V1.0.1で漢字が収録された。このときの文字数は図形文字とレイアウト制御文字を含めて、28,294文字であった。その後、精力的な文字の追加が行われて、2015年公開のV8では同120,672文字となっている。そのうち、アルファベット・記号が27,958、漢字81,390、ハングル音節11,172、レイアウト制御文字152である。レイアウト制御文字は、改行などの基本的文字、左から右へ書く文字と右から左へ書く文字の混在のために使う方向制御文字などが分類される。

漢字の統合

Unicodeは漢字統合の提案をISO/IEC 10646に持ち込み、中国・日本・韓国の共同作業部会(CJK-JRG)において作業が行われた。この作業の成果として1992年に最初のCJK漢字統合(Unified Repertoire and Ordering (URO))ができあがった。UROは中国・日本・韓国の地域別標準文字コード表を出典とするが、元になる文字コード表で別のコードになっていれば統合しないという出典分離規則がある。UROはUnicode V1.0.1で20,902文字が規定され、その後、48文字が追加されている。また、出典文字コード表と双方向変換するための文字や出典外の主要文字として互換漢字が302文字規定された。その後、互換漢字は170文字追加されている。
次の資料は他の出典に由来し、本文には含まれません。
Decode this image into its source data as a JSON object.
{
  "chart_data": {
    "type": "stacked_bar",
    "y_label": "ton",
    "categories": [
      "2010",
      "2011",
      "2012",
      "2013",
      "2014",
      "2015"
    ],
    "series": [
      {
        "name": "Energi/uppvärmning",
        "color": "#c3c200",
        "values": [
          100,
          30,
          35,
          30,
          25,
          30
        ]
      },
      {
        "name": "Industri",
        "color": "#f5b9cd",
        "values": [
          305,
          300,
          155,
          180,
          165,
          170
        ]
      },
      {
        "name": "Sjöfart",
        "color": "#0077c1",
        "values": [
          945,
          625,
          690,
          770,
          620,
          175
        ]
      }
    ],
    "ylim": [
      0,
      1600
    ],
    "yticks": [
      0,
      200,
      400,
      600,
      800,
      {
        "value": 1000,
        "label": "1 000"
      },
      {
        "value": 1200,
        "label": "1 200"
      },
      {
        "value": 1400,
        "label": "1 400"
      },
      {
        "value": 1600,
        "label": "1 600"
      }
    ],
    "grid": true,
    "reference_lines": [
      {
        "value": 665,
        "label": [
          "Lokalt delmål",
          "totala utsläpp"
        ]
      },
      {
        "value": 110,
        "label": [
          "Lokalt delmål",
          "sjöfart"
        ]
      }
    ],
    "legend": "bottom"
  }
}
1993年10月にCJK-JRGはIRG(Ideographic Rapporteur Group)に変更され、さらに多くの出典から漢字を追加する作業が行われた。IRGが追加したCJK統合漢字ブロックとしては漢字拡張A 6,582文字(Unicode 3.0で追加)、漢字拡張 B 42,711文字(同3.1で追加)、漢字拡張 C 4,149文字(同5.0で追加)、漢字拡張 D 222文字(同6.0で追加)、漢字拡張 E 5,765文字(同8.0で追加)、互換漢字補助542文字がある。漢字拡張B以降は第2面に追加されている。
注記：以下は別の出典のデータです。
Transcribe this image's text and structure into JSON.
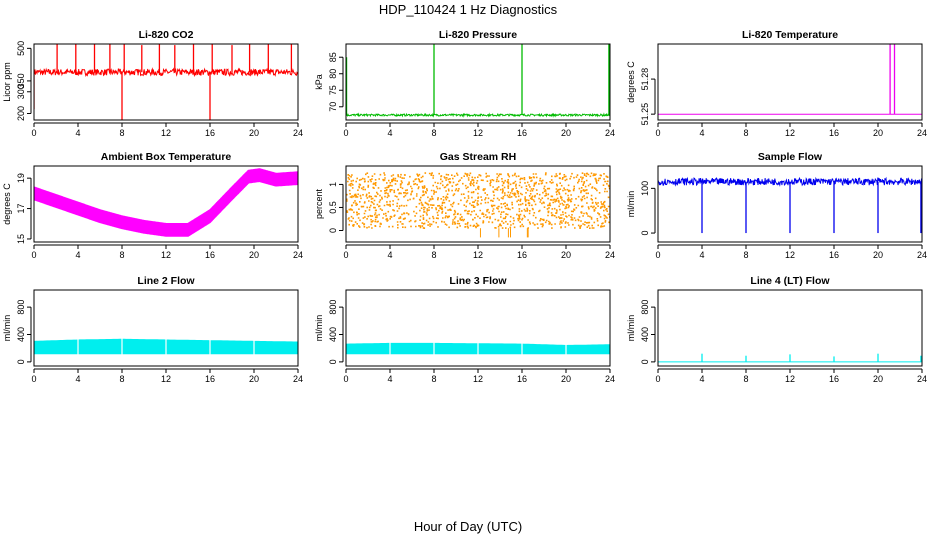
{
  "page": {
    "title": "HDP_110424  1 Hz Diagnostics",
    "x_caption": "Hour of Day (UTC)"
  },
  "chart_data": [
    {
      "type": "line",
      "id": "co2",
      "title": "Li-820 CO2",
      "ylabel": "Licor ppm",
      "color": "#ff0000",
      "xlim": [
        0,
        24
      ],
      "xticks": [
        0,
        4,
        8,
        12,
        16,
        20,
        24
      ],
      "ylim": [
        170,
        520
      ],
      "yticks": [
        200,
        300,
        350,
        500
      ],
      "pattern": {
        "kind": "baseline",
        "base": 390,
        "noise": 15
      },
      "spikes": [
        {
          "x": 0.0,
          "y": 220
        },
        {
          "x": 2.1,
          "y": 520
        },
        {
          "x": 3.8,
          "y": 520
        },
        {
          "x": 5.5,
          "y": 520
        },
        {
          "x": 6.9,
          "y": 520
        },
        {
          "x": 8.0,
          "y": 170
        },
        {
          "x": 8.2,
          "y": 520
        },
        {
          "x": 9.8,
          "y": 515
        },
        {
          "x": 11.4,
          "y": 520
        },
        {
          "x": 12.8,
          "y": 515
        },
        {
          "x": 14.5,
          "y": 520
        },
        {
          "x": 16.0,
          "y": 170
        },
        {
          "x": 16.2,
          "y": 520
        },
        {
          "x": 18.0,
          "y": 515
        },
        {
          "x": 19.6,
          "y": 520
        },
        {
          "x": 21.3,
          "y": 520
        },
        {
          "x": 23.4,
          "y": 520
        }
      ]
    },
    {
      "type": "line",
      "id": "pressure",
      "title": "Li-820 Pressure",
      "ylabel": "kPa",
      "color": "#00bb00",
      "xlim": [
        0,
        24
      ],
      "xticks": [
        0,
        4,
        8,
        12,
        16,
        20,
        24
      ],
      "ylim": [
        66,
        89
      ],
      "yticks": [
        70,
        75,
        80,
        85
      ],
      "pattern": {
        "kind": "baseline",
        "base": 67.5,
        "noise": 0.3
      },
      "spikes": [
        {
          "x": 0.05,
          "y": 85
        },
        {
          "x": 8.0,
          "y": 89
        },
        {
          "x": 16.0,
          "y": 89
        },
        {
          "x": 23.9,
          "y": 89
        }
      ]
    },
    {
      "type": "line",
      "id": "licor-temperature",
      "title": "Li-820 Temperature",
      "ylabel": "degrees C",
      "color": "#ee00ee",
      "xlim": [
        0,
        24
      ],
      "xticks": [
        0,
        4,
        8,
        12,
        16,
        20,
        24
      ],
      "ylim": [
        51.245,
        51.31
      ],
      "yticks": [
        51.25,
        51.28
      ],
      "pattern": {
        "kind": "flat",
        "base": 51.25
      },
      "spikes": [
        {
          "x": 21.1,
          "y": 51.31
        },
        {
          "x": 21.5,
          "y": 51.31
        }
      ]
    },
    {
      "type": "line",
      "id": "ambient-box-temperature",
      "title": "Ambient Box Temperature",
      "ylabel": "degrees C",
      "color": "#ff00ff",
      "xlim": [
        0,
        24
      ],
      "xticks": [
        0,
        4,
        8,
        12,
        16,
        20,
        24
      ],
      "ylim": [
        14.8,
        19.8
      ],
      "yticks": [
        15,
        17,
        19
      ],
      "pattern": {
        "kind": "band",
        "noise": 0.45
      },
      "series": [
        {
          "x": 0,
          "y": 18.0
        },
        {
          "x": 2,
          "y": 17.5
        },
        {
          "x": 4,
          "y": 17.0
        },
        {
          "x": 6,
          "y": 16.5
        },
        {
          "x": 8,
          "y": 16.1
        },
        {
          "x": 10,
          "y": 15.8
        },
        {
          "x": 12,
          "y": 15.6
        },
        {
          "x": 14,
          "y": 15.6
        },
        {
          "x": 16,
          "y": 16.5
        },
        {
          "x": 18,
          "y": 18.0
        },
        {
          "x": 19.5,
          "y": 19.1
        },
        {
          "x": 20.5,
          "y": 19.2
        },
        {
          "x": 22,
          "y": 18.9
        },
        {
          "x": 24,
          "y": 19.0
        }
      ]
    },
    {
      "type": "scatter",
      "id": "gas-stream-rh",
      "title": "Gas Stream RH",
      "ylabel": "percent",
      "color": "#ff9900",
      "xlim": [
        0,
        24
      ],
      "xticks": [
        0,
        4,
        8,
        12,
        16,
        20,
        24
      ],
      "ylim": [
        -0.25,
        1.4
      ],
      "yticks": [
        0.0,
        0.5,
        1.0
      ],
      "pattern": {
        "kind": "scatter",
        "low": 0.05,
        "high": 1.25
      }
    },
    {
      "type": "line",
      "id": "sample-flow",
      "title": "Sample Flow",
      "ylabel": "ml/min",
      "color": "#0000ee",
      "xlim": [
        0,
        24
      ],
      "xticks": [
        0,
        4,
        8,
        12,
        16,
        20,
        24
      ],
      "ylim": [
        -20,
        150
      ],
      "yticks": [
        0,
        100
      ],
      "pattern": {
        "kind": "baseline",
        "base": 115,
        "noise": 8
      },
      "spikes": [
        {
          "x": 4.0,
          "y": 0
        },
        {
          "x": 8.0,
          "y": 0
        },
        {
          "x": 12.0,
          "y": 0
        },
        {
          "x": 16.0,
          "y": 0
        },
        {
          "x": 20.0,
          "y": 0
        },
        {
          "x": 23.9,
          "y": 0
        }
      ]
    },
    {
      "type": "area",
      "id": "line-2-flow",
      "title": "Line 2 Flow",
      "ylabel": "ml/min",
      "color": "#00eeee",
      "xlim": [
        0,
        24
      ],
      "xticks": [
        0,
        4,
        8,
        12,
        16,
        20,
        24
      ],
      "ylim": [
        -60,
        1050
      ],
      "yticks": [
        0,
        400,
        800
      ],
      "pattern": {
        "kind": "band-fill",
        "low": 120
      },
      "series": [
        {
          "x": 0,
          "y": 300
        },
        {
          "x": 4,
          "y": 320
        },
        {
          "x": 8,
          "y": 330
        },
        {
          "x": 12,
          "y": 320
        },
        {
          "x": 16,
          "y": 310
        },
        {
          "x": 20,
          "y": 300
        },
        {
          "x": 24,
          "y": 290
        }
      ],
      "gaps": [
        4.0,
        8.0,
        12.0,
        16.0,
        20.0
      ]
    },
    {
      "type": "area",
      "id": "line-3-flow",
      "title": "Line 3 Flow",
      "ylabel": "ml/min",
      "color": "#00eeee",
      "xlim": [
        0,
        24
      ],
      "xticks": [
        0,
        4,
        8,
        12,
        16,
        20,
        24
      ],
      "ylim": [
        -60,
        1050
      ],
      "yticks": [
        0,
        400,
        800
      ],
      "pattern": {
        "kind": "band-fill",
        "low": 120
      },
      "series": [
        {
          "x": 0,
          "y": 260
        },
        {
          "x": 4,
          "y": 270
        },
        {
          "x": 8,
          "y": 270
        },
        {
          "x": 12,
          "y": 265
        },
        {
          "x": 16,
          "y": 260
        },
        {
          "x": 20,
          "y": 240
        },
        {
          "x": 24,
          "y": 250
        }
      ],
      "gaps": [
        4.0,
        8.0,
        12.0,
        16.0,
        20.0
      ]
    },
    {
      "type": "line",
      "id": "line-4-flow",
      "title": "Line 4 (LT) Flow",
      "ylabel": "ml/min",
      "color": "#00eeee",
      "xlim": [
        0,
        24
      ],
      "xticks": [
        0,
        4,
        8,
        12,
        16,
        20,
        24
      ],
      "ylim": [
        -60,
        1050
      ],
      "yticks": [
        0,
        400,
        800
      ],
      "pattern": {
        "kind": "flat",
        "base": 0
      },
      "spikes": [
        {
          "x": 4.0,
          "y": 120
        },
        {
          "x": 8.0,
          "y": 90
        },
        {
          "x": 12.0,
          "y": 110
        },
        {
          "x": 16.0,
          "y": 80
        },
        {
          "x": 20.0,
          "y": 120
        },
        {
          "x": 23.9,
          "y": 90
        }
      ]
    }
  ]
}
Unicode 5.1.0からコードポイントと出典文字コードを対応つけるデータベース(UAX#38)が付属仕様として提供されている。

絵文字

2009年のUnicode 5.2で、ARIB(Association of Radio Industries and Businesses)が定義する114の絵文字がBMPに追加された。さらにUnicode 6.0で608の絵文字が第1面の記号エリア(U+1D000...U+1E7FF)に追加され、主要な日本の携帯端末用の絵文字が揃った。その後、Unicode7.0までに多数の絵文字が追加され、世界中のメディアの注目を集めた。もともと様々な記号類(天気記号など)はUnicodeでいくつかのブロックに定義されているので、絵文字の登録自体は不自然ではない。しかし、絵文字に関連して人種差別にならないように肌の色調を変えるための符号(U+1F3FB...U+1F3FF)が導入された。また、マルチカラー、アニメーションの可視化方法、絵文字デザインなどの複雑な問題がある。こうした利用方法に関してガイドライン(UTR#51)が作成されている。